Accordingly, legacy Vietnamese encoding employ a variety of different tricks to allow this to fit, depending on the particular encoding:

Only including non-toned versions of uppercase letters, requiring the use of lowercase letters in an all-capital font in contexts where toned uppercase letters are needed (TCVN/VSCII level 3).
Replacing those C0 control codes least likely to (a) be in use as format effectors or (b) choke gateways which interpret them (VPS, VISCII and TCVN/VSCII level 1).
Replacing the ECMA-6 nationalisable characters as well as adding a 128-character extension (VNI for DOS).
Using combining marks for all diacritics, possibly (not necessarily) with a few exceptions for combinations which would be problemetic to implement as combining marks with a non-advanced-typography font (ANSEL, VNI for Windows and VNI for Macintosh).
Using combining marks for tone marks, whilst possibly including some tone-marked letters already, and encoding the modified vowels as atomic characters as opposed to compositions (Windows-1258 and TCVN/VSCII levels 2 and 1).

(VSCII and VISCII are both abbreviated from “Vietnamese Standard Code for Information Interchange” but are unrelated, independent efforts. The latter was first published under that name slightly earlier to the best I can tell, but the former is the Vietnam national (TCVN) standard, namely TCVN 5712. In practice, VSCII seems mostly known as “TCVN”, while its custom-encoded fonts are apparently conventionally marked as “.VN” and known as “ABC fonts”. TCVN 5712 defines three levels, with the higher numbered levels including fewer of its non-ASCII characters: level 1 contains all characters, level 2 can be used within ECMA-35, and level 3 excludes combining characters and toned bicamerality). VPS and VNI are the manufacturers of influential input methods, and as such their own proprietary encodings gained some note, although I gather they do support other encodings. Finally, ANSEL is the legacy charset which was adopted for Latin letters in Library of Congress records.)

Anyway, you will hopefully have noticed that Windows-1258 uses a hybrid approach of pre-composed characters (for characters with modifier diacritics, and also for an arbitary selection of characters with tone diacritics—namely, those that existed in Windows-1252 already) and combining characters (for toned letters which don’t exist in Windows-1252, and also a valid alternative representation of those which do).

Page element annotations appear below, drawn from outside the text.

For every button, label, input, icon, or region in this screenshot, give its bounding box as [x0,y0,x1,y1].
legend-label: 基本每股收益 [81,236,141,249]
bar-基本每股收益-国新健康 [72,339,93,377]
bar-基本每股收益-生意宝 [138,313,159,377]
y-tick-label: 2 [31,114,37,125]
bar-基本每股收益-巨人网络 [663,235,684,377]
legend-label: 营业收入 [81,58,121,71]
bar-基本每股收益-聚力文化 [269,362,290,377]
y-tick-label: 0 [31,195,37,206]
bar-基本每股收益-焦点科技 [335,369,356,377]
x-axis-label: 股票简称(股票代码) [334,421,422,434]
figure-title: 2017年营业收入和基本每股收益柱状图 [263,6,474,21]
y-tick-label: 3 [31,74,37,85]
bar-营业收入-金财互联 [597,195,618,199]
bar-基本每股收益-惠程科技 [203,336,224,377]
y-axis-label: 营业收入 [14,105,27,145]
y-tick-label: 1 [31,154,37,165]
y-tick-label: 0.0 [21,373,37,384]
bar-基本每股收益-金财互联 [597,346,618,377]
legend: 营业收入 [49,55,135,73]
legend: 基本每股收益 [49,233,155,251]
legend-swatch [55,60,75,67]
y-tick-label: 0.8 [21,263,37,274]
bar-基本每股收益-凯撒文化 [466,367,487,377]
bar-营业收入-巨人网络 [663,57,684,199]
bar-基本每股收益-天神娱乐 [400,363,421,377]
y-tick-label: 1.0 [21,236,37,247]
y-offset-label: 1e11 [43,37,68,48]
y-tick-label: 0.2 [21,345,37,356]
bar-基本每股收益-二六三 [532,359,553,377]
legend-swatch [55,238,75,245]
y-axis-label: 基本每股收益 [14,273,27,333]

So for example, take the ố (lowercase circumflexed O with rising tone; the third letter in the term “Quốc ngữ”):

Code page 1258: 0xF4 0xEC (circumflexed lowercase O, combining acute).
Table-mapped to Unicode: U+00F4+0301.
- For reference, this is 0xAB 0xB3 in TCVN/VSCII (levels 1 and 2).
NFC form of the above: U+1ED1.
- Cannot map directly to Windows-1258: comes out as ố with html error mode.
- For reference, this is 0xD3 in VPS, 0xAF in VISCII, and 0xE8 in TCVN/VSCII (all levels).
NFD form of the above: U+006F+0302+0301 (lowercase O, combining circumflex, combining acute).
- U+0302 cannot map directly to Windows-1258, so the whole thing comes out as ố.
- For reference, this is 0x6F 0xE1 in VNI for Windows (since it has a separate character for U+0302+0301, namely 0xE1 in lowercase and 0xC1 in uppercase), 0x6F 0x87 in VNI for Macintosh (basically equivalent to the same put through a Windows-1252→MacRoman routine), and 0xE2 0xE3 0x6F in ANSEL (order reversed, since ANSEL diacritics precede what they modify).
- It also so happens to be 0xC2 0xC3 0x6F (again, reversed compared to Unicode) in ITU T.51 and ITU T.61, although it is not part of the ISO/IEC 6937 repertoire (also ITU T.51 Annex A), and therefore would not be considered valid in all contexts. Furthermore, T.51/T.61 includes an insufficient set of diacritics to properly support Vietnamese in the first place.

One would presume that an input method actually designed for Unicode would input by one of the preferred forms (in practice, NFC is preferred over NFD, with HFS+ filenames being an exception iirc). One would presume that an input method cannot be relied upon to produce the unusual, non-normalised form U+00F4+0301.

Hence, WHATWG’s (and Python’s, for that matter) encoder for Windows-1258 is insufficient for anything besides round-tripping non-normalised data decoded from Windows-1258 to begin with.